The defeat of the three measures would leave the funds now tabbed for laptop computers, teacher merit-pay bonuses and other “Students Come First” reforms unallocated within the public school budget; if lawmakers took no further action, it would flow into Idaho’s public education stabilization fund, a state savings account for schools, at the end of the school year. But when the Legislature convenes in January, it could redirect those funds through a supplemental appropriation, rather than just let them sit all year; if it sent the money out as discretionary funds to school districts, districts would decide how to spend it. Legislative budget analyst Paul Headlee, asked about the process, said, “They could do that. They could put it into salaries. They could even take it out of the public schools budget and put it somewhere else in the state budget.”

Said Lanza, “I do believe that the local school districts are best able to decide how to run their schools. And if the state allocated funds to them and allowed them decide how to spend it, I think they’d be a lot better off than with the handcuffs the Luna laws placed on them.”
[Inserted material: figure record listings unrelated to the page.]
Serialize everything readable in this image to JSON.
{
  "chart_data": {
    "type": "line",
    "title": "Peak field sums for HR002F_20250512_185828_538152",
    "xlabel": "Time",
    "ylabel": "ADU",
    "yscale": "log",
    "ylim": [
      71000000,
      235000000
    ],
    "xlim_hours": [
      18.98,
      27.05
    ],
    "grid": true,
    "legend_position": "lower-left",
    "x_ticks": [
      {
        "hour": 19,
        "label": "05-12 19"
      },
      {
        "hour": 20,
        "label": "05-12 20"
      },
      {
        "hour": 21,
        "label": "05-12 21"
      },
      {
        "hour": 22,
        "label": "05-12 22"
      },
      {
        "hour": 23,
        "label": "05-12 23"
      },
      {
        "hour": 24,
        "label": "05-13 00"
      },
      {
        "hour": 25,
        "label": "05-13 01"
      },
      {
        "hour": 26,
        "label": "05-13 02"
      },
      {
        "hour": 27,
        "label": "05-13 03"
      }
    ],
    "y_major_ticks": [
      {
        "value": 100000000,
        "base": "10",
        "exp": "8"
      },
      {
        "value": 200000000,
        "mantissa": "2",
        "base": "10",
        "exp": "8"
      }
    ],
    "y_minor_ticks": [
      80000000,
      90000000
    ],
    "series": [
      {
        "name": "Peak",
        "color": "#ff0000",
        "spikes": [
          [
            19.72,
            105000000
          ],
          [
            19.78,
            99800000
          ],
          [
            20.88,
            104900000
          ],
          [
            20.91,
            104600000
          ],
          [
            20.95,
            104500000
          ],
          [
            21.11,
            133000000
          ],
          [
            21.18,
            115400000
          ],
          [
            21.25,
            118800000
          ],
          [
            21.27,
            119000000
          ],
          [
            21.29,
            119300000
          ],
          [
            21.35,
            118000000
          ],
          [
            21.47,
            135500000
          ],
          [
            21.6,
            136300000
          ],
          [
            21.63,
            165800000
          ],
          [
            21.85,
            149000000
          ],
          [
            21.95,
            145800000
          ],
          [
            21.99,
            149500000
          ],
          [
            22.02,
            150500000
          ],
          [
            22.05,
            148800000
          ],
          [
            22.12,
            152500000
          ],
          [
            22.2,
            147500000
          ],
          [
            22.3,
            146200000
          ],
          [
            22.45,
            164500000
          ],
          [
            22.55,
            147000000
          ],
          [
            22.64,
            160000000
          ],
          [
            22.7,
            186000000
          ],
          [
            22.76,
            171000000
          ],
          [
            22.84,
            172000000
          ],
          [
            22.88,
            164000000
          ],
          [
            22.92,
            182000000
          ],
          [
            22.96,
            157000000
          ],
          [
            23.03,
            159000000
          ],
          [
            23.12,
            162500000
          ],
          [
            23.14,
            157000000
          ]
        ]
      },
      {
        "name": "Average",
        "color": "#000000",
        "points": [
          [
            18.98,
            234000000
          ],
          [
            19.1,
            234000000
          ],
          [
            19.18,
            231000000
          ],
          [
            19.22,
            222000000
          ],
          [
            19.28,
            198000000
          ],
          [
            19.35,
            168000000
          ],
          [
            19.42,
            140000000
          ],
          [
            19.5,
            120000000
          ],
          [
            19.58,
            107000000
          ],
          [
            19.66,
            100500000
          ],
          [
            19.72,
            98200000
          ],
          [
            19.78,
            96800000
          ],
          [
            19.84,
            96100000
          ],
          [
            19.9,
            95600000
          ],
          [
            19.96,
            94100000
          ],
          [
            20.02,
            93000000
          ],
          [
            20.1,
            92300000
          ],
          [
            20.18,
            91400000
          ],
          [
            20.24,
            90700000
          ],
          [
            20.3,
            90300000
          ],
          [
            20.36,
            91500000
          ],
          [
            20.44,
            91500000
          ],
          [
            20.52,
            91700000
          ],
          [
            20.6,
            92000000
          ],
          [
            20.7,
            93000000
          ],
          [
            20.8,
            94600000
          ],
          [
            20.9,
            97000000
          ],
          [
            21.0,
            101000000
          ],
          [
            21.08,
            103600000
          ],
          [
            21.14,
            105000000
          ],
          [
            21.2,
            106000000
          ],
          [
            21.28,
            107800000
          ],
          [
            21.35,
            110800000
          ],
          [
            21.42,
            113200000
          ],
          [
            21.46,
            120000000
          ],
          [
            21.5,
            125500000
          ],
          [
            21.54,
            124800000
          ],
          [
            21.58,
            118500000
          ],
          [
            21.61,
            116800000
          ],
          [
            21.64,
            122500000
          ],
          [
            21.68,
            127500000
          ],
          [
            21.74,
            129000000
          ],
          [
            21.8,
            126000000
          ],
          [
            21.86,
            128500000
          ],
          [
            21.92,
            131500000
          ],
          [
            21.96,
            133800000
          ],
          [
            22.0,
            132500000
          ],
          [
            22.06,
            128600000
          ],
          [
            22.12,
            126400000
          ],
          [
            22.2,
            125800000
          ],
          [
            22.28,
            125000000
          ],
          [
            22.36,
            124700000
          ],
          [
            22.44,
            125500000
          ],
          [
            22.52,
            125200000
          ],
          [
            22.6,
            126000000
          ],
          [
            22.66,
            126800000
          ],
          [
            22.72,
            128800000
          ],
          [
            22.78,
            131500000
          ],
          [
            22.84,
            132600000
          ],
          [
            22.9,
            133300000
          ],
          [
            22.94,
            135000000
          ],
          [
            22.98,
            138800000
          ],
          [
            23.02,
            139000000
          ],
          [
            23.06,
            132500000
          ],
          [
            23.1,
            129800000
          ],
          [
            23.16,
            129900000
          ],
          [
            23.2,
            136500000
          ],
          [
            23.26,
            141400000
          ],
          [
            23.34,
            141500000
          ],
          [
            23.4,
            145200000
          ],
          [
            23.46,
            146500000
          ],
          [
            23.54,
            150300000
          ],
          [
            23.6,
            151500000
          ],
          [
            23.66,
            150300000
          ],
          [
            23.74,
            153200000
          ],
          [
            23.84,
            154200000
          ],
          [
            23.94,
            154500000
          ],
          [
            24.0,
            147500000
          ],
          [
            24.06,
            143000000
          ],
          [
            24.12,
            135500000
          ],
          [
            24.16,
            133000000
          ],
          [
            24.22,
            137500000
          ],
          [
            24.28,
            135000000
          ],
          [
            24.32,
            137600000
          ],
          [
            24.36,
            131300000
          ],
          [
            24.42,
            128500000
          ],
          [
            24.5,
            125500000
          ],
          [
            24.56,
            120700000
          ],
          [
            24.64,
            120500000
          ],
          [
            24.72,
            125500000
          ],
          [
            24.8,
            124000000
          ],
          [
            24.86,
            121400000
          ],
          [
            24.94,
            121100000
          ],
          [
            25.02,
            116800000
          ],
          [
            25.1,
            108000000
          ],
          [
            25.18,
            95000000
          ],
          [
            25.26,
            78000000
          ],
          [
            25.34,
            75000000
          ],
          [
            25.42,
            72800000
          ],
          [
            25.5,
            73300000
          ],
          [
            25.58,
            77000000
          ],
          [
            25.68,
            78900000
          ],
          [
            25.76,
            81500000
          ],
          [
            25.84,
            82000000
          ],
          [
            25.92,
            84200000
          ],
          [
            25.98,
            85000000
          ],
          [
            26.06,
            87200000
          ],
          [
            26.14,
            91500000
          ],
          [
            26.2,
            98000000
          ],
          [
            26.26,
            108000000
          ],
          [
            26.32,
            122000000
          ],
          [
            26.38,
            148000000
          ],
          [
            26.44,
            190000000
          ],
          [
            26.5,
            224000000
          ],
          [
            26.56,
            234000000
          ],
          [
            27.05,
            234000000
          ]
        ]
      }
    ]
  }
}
Luna, when he unveiled his budget request for the state’s schools for next year earlier today, said he thought schools would see a major disruption if the referenda are voted down and the reform laws overturned. “You have districts right now that are under contract to pay for technology that they will not be able to pay for,” he said. Luna said he thought opponents should have proposed alternatives or changes to the reform laws he championed, rather than attempting to repeal them at the ballot box. “They chose to go at this with a meat ax and create such a disruption to our schools,” he said.

Lanza said, “It sounds to me like Superintendent Luna is complaining that it’s greatly inconvenient for him and his office that the people of Idaho have decided they want the final say on his laws. His problem seems to be with the democratic process. There are many of us in the state, as evidenced by how many signatures we collected in a short time, who think that Tom Luna is the one who has created this disruption in the schools and it’s already under way, and that we’re going to be better off once we repeal these laws.”